Era nuestro pequeño secreto; le pedía a Imogen que no se olvidara.
—Nuestro secretito, —decía yo entre risas—, ¡«el Secreto de Ribena»!
En la sala de descanso de la residencia se podían ver vídeos a partir de las seis de la tarde, si nadie se oponía. Cuando llegué no había nadie. Sólo aquel cincuentón tosco, de mejillas caídas. Al preguntarle si le molestaría que yo pusiera The Enchanted Mask, dijo que no.
De hecho, lo vio conmigo.
—Se parecen un poco a los Care Bears, ¿no le parece? —señaló—. Son algo por el estilo, ¿verdad?
Me dijo que era de Glasgow. Tenía razón. Sunny Daze y Rainbow Dash y todos los demás se parecían mucho a los Care Bears. Toda la acción tenía lugar en un mundo incorregiblemente rosa, de algodón de azúcar. Cuando el vídeo iba por la mitad oí que me preguntaba algo sobre el partido de fútbol, pero no insistió al ver que yo no mostraba interés.
Más tarde me contó que hacía años que trabajaba en plataformas petrolíferas. Antes de que… todo se echara a perder, dijo.
—Trabajaba en la Piper Alpha —dijo—. Estaba dormido abajo la noche en que se incendió. Jamás lo olvidaré. Te juro que nunca vi nada parecido. Esa noche vi llamas de cien metros de altura.
Mostró mucho interés cuando se enteró de que yo había trabajado en un periódico. Me preguntó si me gustaría oír la historia de su vida. Escribirla, quizá: «La historia secreta de la Piper Alpha». Pero dijo que tenía muchas historias que contar. No sólo deprimentes como ésa.
Yo no estaba de humor para escuchar las historias de nadie. Tenía de sobra con las mías. En cualquier caso, me daba en la nariz que ese hombre jamás había estado ni siquiera cerca de la plataforma Piper Alpha. Que, al igual que Strange, había cultivado una imagen de aventurero extraordinario y único. Cuando quizá llevaba años viviendo en pensiones de mala muerte.
Le dije hasta luego y me fui.
Un par de noches después, interrumpió mi sueño el ruido de una fiesta callejera, con un equipo estereofónico portátil retumbando, pitos estridentes y estruendosos tambores cuyo volumen parecía disminuir por momentos antes de resurgir con un renovado vigor que no sólo era una molestia sino una auténtica provocación.

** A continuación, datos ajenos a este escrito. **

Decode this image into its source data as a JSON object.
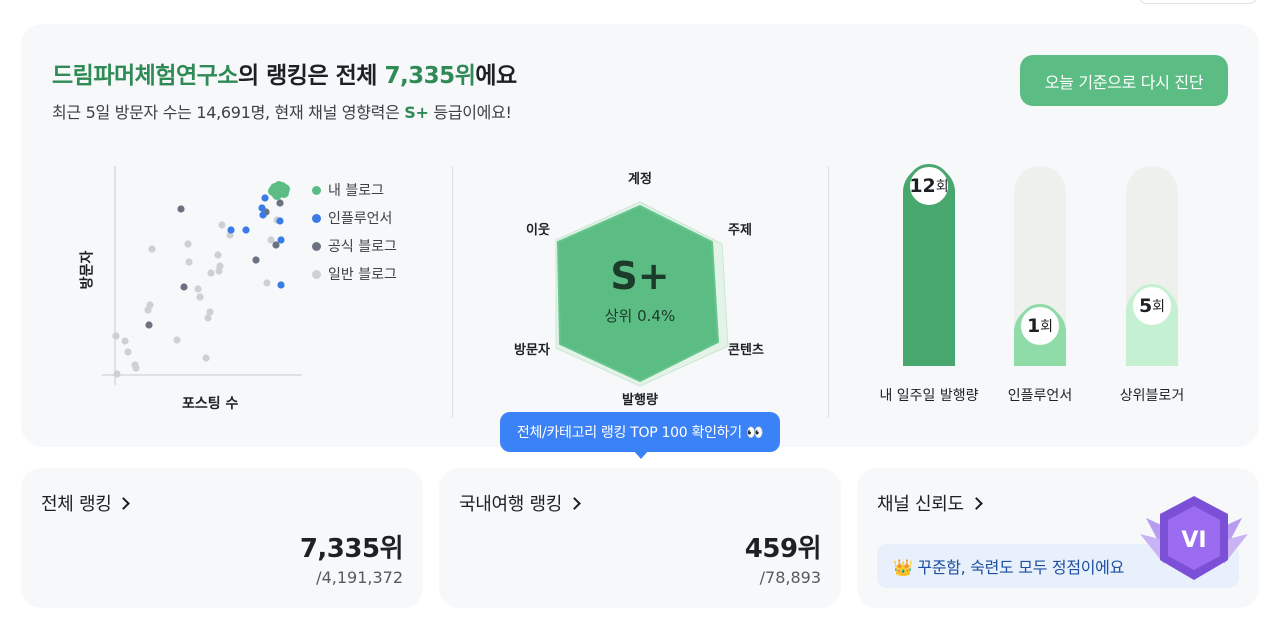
{
  "header": {
    "channel_name": "드림파머체험연구소",
    "title_mid": "의 랭킹은 전체 ",
    "rank_text": "7,335위",
    "title_end": "에요",
    "sub_prefix": "최근 5일 방문자 수는 14,691명, 현재 채널 영향력은 ",
    "grade": "S+",
    "sub_suffix": " 등급이에요!",
    "rediagnose_button": "오늘 기준으로 다시 진단"
  },
  "scatter": {
    "x_label": "포스팅 수",
    "y_label": "방문자",
    "legend": [
      {
        "label": "내 블로그",
        "color": "#5cbd84"
      },
      {
        "label": "인플루언서",
        "color": "#3b7be8"
      },
      {
        "label": "공식 블로그",
        "color": "#6b7280"
      },
      {
        "label": "일반 블로그",
        "color": "#cdd0d4"
      }
    ]
  },
  "radar": {
    "grade": "S+",
    "percentile": "상위 0.4%",
    "axes": [
      "계정",
      "주제",
      "콘텐츠",
      "발행량",
      "방문자",
      "이웃"
    ]
  },
  "bars": {
    "unit": "회",
    "items": [
      {
        "label": "내 일주일 발행량",
        "value": "12",
        "ratio": 1.0,
        "color": "#48a66f",
        "badge_border": "#48a66f"
      },
      {
        "label": "인플루언서",
        "value": "1",
        "ratio": 0.3,
        "color": "#8fdca8",
        "badge_border": "#8fdca8"
      },
      {
        "label": "상위블로거",
        "value": "5",
        "ratio": 0.4,
        "color": "#c6f0d2",
        "badge_border": "#c6f0d2"
      }
    ]
  },
  "cta": {
    "label": "전체/카테고리 랭킹 TOP 100 확인하기 👀"
  },
  "cards": {
    "overall": {
      "title": "전체 랭킹",
      "rank": "7,335위",
      "total": "/4,191,372"
    },
    "category": {
      "title": "국내여행 랭킹",
      "rank": "459위",
      "total": "/78,893"
    },
    "trust": {
      "title": "채널 신뢰도",
      "message": "👑 꾸준함, 숙련도 모두 정점이에요",
      "medal": "VI"
    }
  }
}
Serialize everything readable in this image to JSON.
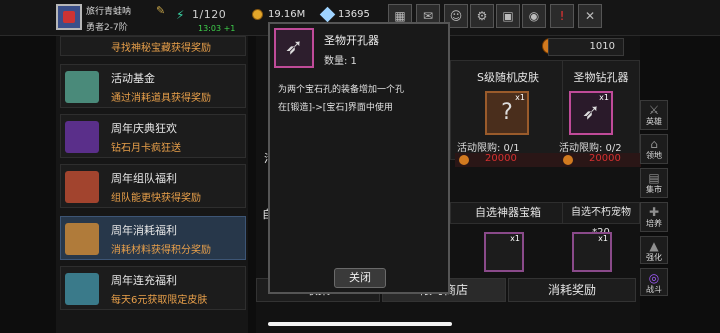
{
  "topbar": {
    "player_name": "旅行青蛙呐",
    "player_rank": "勇者2-7阶",
    "energy": "1/120",
    "energy_timer": "13:03 +1",
    "gold": "19.16M",
    "gems": "13695"
  },
  "left_list": [
    {
      "title": "",
      "desc": "寻找神秘宝藏获得奖励",
      "icon_color": "#b0702a"
    },
    {
      "title": "活动基金",
      "desc": "通过消耗道具获得奖励",
      "icon_color": "#4a8a7a"
    },
    {
      "title": "周年庆典狂欢",
      "desc": "钻石月卡疯狂送",
      "icon_color": "#5a2f8a"
    },
    {
      "title": "周年组队福利",
      "desc": "组队能更快获得奖励",
      "icon_color": "#a2442e"
    },
    {
      "title": "周年消耗福利",
      "desc": "消耗材料获得积分奖励",
      "icon_color": "#b07b3a"
    },
    {
      "title": "周年连充福利",
      "desc": "每天6元获取限定皮肤",
      "icon_color": "#3a7a8a"
    }
  ],
  "shop": {
    "currency": "1010",
    "cards": [
      {
        "title": "S级随机皮肤",
        "qty": "x1",
        "limit": "活动限购: 0/1",
        "price": "20000"
      },
      {
        "title": "圣物钻孔器",
        "qty": "x1",
        "limit": "活动限购: 0/2",
        "price": "20000"
      }
    ],
    "row2": [
      {
        "title": "自选神器宝箱",
        "qty": "x1"
      },
      {
        "title": "自选不朽宠物*20",
        "qty": "x1"
      }
    ],
    "partial_left_1": "活",
    "partial_left_2": "自",
    "tabs": [
      "收集",
      "限时商店",
      "消耗奖励"
    ]
  },
  "sidebar": [
    "英雄",
    "领地",
    "集市",
    "培养",
    "强化",
    "培养",
    "战斗"
  ],
  "popup": {
    "title": "圣物开孔器",
    "qty": "数量: 1",
    "desc1": "为两个宝石孔的装备增加一个孔",
    "desc2": "在[锻造]->[宝石]界面中使用",
    "close": "关闭"
  },
  "colors": {
    "accent_orange": "#e9a04a",
    "price_red": "#d43030",
    "relic_border": "#c04b99"
  }
}
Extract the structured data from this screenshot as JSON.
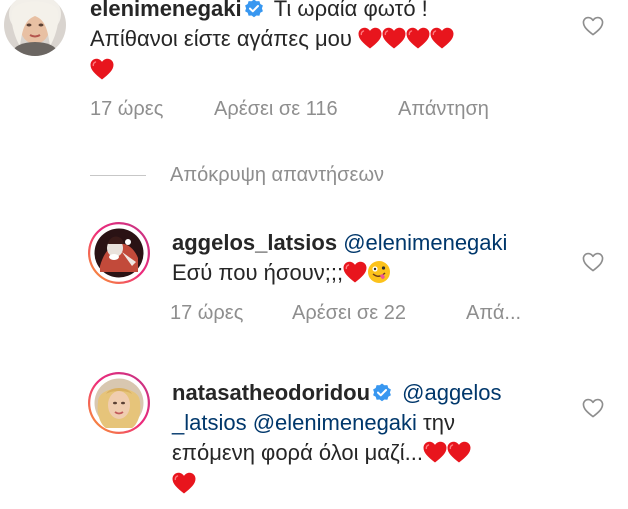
{
  "comments": [
    {
      "username": "elenimenegaki",
      "verified": true,
      "text": "Τι ωραία φωτό ! Απίθανοι είστε αγάπες μου",
      "text_line1": "Τι ωραία φωτό !",
      "text_line2": "Απίθανοι είστε αγάπες μου",
      "emojis": [
        "heart",
        "heart",
        "heart",
        "heart",
        "heart"
      ],
      "time": "17 ώρες",
      "likes": "Αρέσει σε 116",
      "reply": "Απάντηση"
    },
    {
      "username": "aggelos_latsios",
      "verified": false,
      "mention": "@elenimenegaki",
      "text": "Εσύ που ήσουν;;;",
      "emojis": [
        "heart",
        "zany-face"
      ],
      "time": "17 ώρες",
      "likes": "Αρέσει σε 22",
      "reply": "Απά..."
    },
    {
      "username": "natasatheodoridou",
      "verified": true,
      "mention1_part1": "@aggelos",
      "mention1_part2": "_latsios",
      "mention2": "@elenimenegaki",
      "text_after_mention": " την",
      "text_line3": "επόμενη φορά όλοι μαζί...",
      "emojis": [
        "heart",
        "heart",
        "heart"
      ]
    }
  ],
  "hide_replies_label": "Απόκρυψη απαντήσεων",
  "colors": {
    "text": "#262626",
    "meta": "#8e8e8e",
    "mention": "#00376b",
    "heart": "#ed1c24",
    "verified": "#3897f0",
    "story_ring_start": "#f58529",
    "story_ring_end": "#dd2a7b"
  },
  "icons": {
    "like": "heart-outline-icon",
    "verified": "verified-badge-icon"
  }
}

Al levantarme tenía el cuerpo bañado en sudor, aunque la noche no fuera demasiado calurosa. Bajé a la cocina comunitaria a buscar agua y estaba echando unos cubitos de hielo en el vaso cuando oí que se cerraba de golpe la puerta. Solté el vaso. Me quedé paralizado al oír:
—¡Hijo de puta! ¡Maldito hijo de puta!
En ese instante hubiera jurado que olía aquella repugnante humedad.
—Dios mío, —gemí al verme la cara en la ventana. Estaba blanco como un papel.
—¡Hijo de puta! —repitió el obrero de la plataforma petrolífera antes de lanzar un innecesario torrente de improperios. Mi alivio, al darme cuenta de quién era y, sobre todo de quién no era, fue inmenso. Piper Alpha estaba frente a mí, temblando. Poco a poco fui entendiendo que lo había ofendido mortalmente mi reticencia a escuchar «de manera comprensiva» sus experiencias.
No me quedó más remedio que convencerlo de que se equivocaba. Cosa que no era cierta. Su evaluación de los hechos había sido muy acertada. Yo no había prestado atención a su aburrido «drama de la vida real». Ni a una sola palabra. Pero preparé un poco de té para aplacar al cretino. Nos sentamos los dos a la mesa. Su cantinela ya duraba por lo menos tres horas. Al final se le empezaron a cerrar los párpados.
—Creo que por hoy es suficiente, ¿no te parece, amigo Dominic? —dijo levantándose y empujando la mesa. Y añadió en tono amistoso—: Al principio creí que eras un hijo de puta, pero ahora veo que eres un buen tipo.
Chatherine solía decir:
—Puedes ser muy astuto, ¿verdad, Redmond Hatch? ¿Verdad que no te faltan recursos? No eres tan inocente como te gusta fingir. Debe de ser porque eres de pueblo. Por esa picardía de los nativos de la que tanto se habla.
Sonreí al recordar el tierno carácter de mi mujer.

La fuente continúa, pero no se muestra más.